Wyświetl Pojedyńczy Post
Stary 21-12-2019, 21:47   #116
Ketharian
Dział Postapokalipsa
 
Ketharian's Avatar
 
Reputacja: 1 Ketharian ma wspaniałą reputacjęKetharian ma wspaniałą reputacjęKetharian ma wspaniałą reputacjęKetharian ma wspaniałą reputacjęKetharian ma wspaniałą reputacjęKetharian ma wspaniałą reputacjęKetharian ma wspaniałą reputacjęKetharian ma wspaniałą reputacjęKetharian ma wspaniałą reputacjęKetharian ma wspaniałą reputacjęKetharian ma wspaniałą reputację
Okopcony Szlak, trzeci dzień podróży

Bastien Langlois wypluł z ust kawałek zbyt twardego chleba, obejrzał się ponad ramieniem w tył Okopconego Szlaku. Ponad głowami maszerujących na wschód podróżnych widział kanciaste kształty dwóch zamkniętych powozów, którymi podróżowali szlachetnie urodzeni Montpellierczycy oraz ich najbliższa świta.

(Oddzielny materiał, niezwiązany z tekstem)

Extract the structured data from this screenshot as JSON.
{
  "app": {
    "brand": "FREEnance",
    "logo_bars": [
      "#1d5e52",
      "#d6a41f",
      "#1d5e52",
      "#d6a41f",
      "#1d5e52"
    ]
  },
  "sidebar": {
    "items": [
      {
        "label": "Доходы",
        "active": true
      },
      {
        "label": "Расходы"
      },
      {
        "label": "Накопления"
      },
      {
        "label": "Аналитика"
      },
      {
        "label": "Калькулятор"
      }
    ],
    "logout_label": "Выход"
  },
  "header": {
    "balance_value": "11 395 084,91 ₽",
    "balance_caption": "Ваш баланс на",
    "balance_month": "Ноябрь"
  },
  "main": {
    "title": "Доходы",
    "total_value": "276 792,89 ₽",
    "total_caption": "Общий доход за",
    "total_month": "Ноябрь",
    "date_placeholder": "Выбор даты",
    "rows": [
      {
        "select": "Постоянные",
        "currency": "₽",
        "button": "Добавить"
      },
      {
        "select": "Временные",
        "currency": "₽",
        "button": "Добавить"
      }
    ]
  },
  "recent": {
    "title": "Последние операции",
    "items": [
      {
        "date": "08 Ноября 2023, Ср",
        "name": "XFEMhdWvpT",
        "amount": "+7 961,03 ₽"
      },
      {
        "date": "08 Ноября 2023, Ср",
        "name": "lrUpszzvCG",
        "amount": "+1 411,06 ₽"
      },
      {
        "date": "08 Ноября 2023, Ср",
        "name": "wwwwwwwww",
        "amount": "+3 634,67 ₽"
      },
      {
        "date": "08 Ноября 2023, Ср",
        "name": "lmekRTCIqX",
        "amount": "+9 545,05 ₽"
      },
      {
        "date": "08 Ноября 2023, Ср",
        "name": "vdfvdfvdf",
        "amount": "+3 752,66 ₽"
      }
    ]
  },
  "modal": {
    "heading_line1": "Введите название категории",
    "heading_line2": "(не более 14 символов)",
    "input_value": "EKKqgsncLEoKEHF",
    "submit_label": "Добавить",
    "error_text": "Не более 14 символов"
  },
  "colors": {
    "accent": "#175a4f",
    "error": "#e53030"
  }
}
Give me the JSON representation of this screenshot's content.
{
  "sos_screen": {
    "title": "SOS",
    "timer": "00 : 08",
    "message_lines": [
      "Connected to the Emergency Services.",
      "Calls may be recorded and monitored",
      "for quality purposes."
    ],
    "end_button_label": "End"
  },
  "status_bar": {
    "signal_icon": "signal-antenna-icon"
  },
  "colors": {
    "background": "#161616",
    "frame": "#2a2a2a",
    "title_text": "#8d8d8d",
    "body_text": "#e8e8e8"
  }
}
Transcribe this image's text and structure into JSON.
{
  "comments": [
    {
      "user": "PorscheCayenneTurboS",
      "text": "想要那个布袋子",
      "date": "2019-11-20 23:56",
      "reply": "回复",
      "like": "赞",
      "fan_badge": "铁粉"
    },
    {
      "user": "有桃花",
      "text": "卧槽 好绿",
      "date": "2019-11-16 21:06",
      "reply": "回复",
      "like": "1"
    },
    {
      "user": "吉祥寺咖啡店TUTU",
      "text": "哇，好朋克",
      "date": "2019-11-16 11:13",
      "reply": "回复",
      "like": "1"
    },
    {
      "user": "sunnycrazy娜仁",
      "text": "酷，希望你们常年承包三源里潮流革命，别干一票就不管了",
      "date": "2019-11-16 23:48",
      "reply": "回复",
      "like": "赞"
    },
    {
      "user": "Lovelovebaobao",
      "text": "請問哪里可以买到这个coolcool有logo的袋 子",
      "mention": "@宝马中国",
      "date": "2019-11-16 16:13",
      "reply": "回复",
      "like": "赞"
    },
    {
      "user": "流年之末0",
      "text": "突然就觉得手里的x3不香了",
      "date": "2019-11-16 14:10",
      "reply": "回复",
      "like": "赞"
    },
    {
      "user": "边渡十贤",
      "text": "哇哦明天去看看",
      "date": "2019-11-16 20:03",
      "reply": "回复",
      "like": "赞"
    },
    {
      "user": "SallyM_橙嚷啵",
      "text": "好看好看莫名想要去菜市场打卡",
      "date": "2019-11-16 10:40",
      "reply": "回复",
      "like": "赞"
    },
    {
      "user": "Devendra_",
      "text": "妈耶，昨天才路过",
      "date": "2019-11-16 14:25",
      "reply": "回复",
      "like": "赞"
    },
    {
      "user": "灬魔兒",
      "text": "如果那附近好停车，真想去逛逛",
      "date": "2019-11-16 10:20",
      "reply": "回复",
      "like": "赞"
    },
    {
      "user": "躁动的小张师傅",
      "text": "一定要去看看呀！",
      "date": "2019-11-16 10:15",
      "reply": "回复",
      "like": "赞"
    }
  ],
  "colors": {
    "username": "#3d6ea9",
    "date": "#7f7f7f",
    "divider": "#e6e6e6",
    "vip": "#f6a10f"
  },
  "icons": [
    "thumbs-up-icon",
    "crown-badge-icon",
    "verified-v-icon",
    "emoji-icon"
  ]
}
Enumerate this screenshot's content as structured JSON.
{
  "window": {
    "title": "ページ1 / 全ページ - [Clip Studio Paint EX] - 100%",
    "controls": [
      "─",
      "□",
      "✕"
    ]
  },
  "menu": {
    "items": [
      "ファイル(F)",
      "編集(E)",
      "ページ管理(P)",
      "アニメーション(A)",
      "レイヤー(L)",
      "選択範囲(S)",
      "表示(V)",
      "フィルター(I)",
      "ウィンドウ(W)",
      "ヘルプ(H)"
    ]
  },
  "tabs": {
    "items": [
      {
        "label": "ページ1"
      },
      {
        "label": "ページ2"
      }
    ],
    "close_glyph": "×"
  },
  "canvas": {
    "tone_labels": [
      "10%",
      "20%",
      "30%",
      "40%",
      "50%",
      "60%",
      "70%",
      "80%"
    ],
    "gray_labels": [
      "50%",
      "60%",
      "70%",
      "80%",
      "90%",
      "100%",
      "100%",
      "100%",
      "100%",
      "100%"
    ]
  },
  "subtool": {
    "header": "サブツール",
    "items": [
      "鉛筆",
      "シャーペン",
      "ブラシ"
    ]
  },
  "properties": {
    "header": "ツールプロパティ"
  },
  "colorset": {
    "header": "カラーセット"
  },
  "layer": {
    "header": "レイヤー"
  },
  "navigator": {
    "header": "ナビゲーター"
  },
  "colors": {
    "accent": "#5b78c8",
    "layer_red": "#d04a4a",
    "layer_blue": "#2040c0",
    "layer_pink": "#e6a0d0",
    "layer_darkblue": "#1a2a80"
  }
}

Czerwone płaszcze siedzących obok woźniców Sangów zdradzały niezawodnie tożsamość pasażerów ukrywających się za firankami okien, chociaż i tak niewiele to zmieniało w świetle panującego na trakcie ruchu. Powozy oraz towarzyszące im z tyłu odkryte zaprzęgi wlokły się w niemiłosiernie wolnym tempie, grzęznąc pośród bezliku pieszych wędrowców.

Trzej myśliwi wysforowali się znacząco do przodu, dołączyli do kilku najemnych zbirów z Tulonu opłacanych przez lojalnego wobec Sanguine Alpejczyka. Szpica ekspedycji szła z wyprzedzeniem wypatrując zawczasu zatorów, wypadków albo innych zdarzeń mogących wpłynąć na tempo podróży szlachetnie urodzonych. Milkliwy z natury, Bastien tym bardziej nie odzywał się do obcych w służbie dziedzica. Obojętne mu były maniery błękitnokrwistych, ale sam też pozostawał w pewnym stopniu niechętny ludziom z Tulonu, z racji samego pochodzenia mniej znaczącym od rodowitych mieszkańców Rubinu. Sanglierowie szanowali swe dziedzictwo.

Prawdę mówiąc, Langlois najchętnie spędziłby całą podróż na jednym z otwartych wozów wiozących prowiant i bagaże członków ekspedycji; zniechęcił go jednak do tego dziedzic we własnej osobie, który zdybawszy sługę na wozie dwukrotnie polecił Bastienowi odpędzać natrętnych gapiów mogących podejrzeć jego miłość podczas opróżnienia pęcherza. Nie czekając na trzeci raz, gruboskórny Frank czmychnął na piechotę daleko przed powóz Abdela i tak właśnie znalazł się pośród najemnych oprychów Bartheza.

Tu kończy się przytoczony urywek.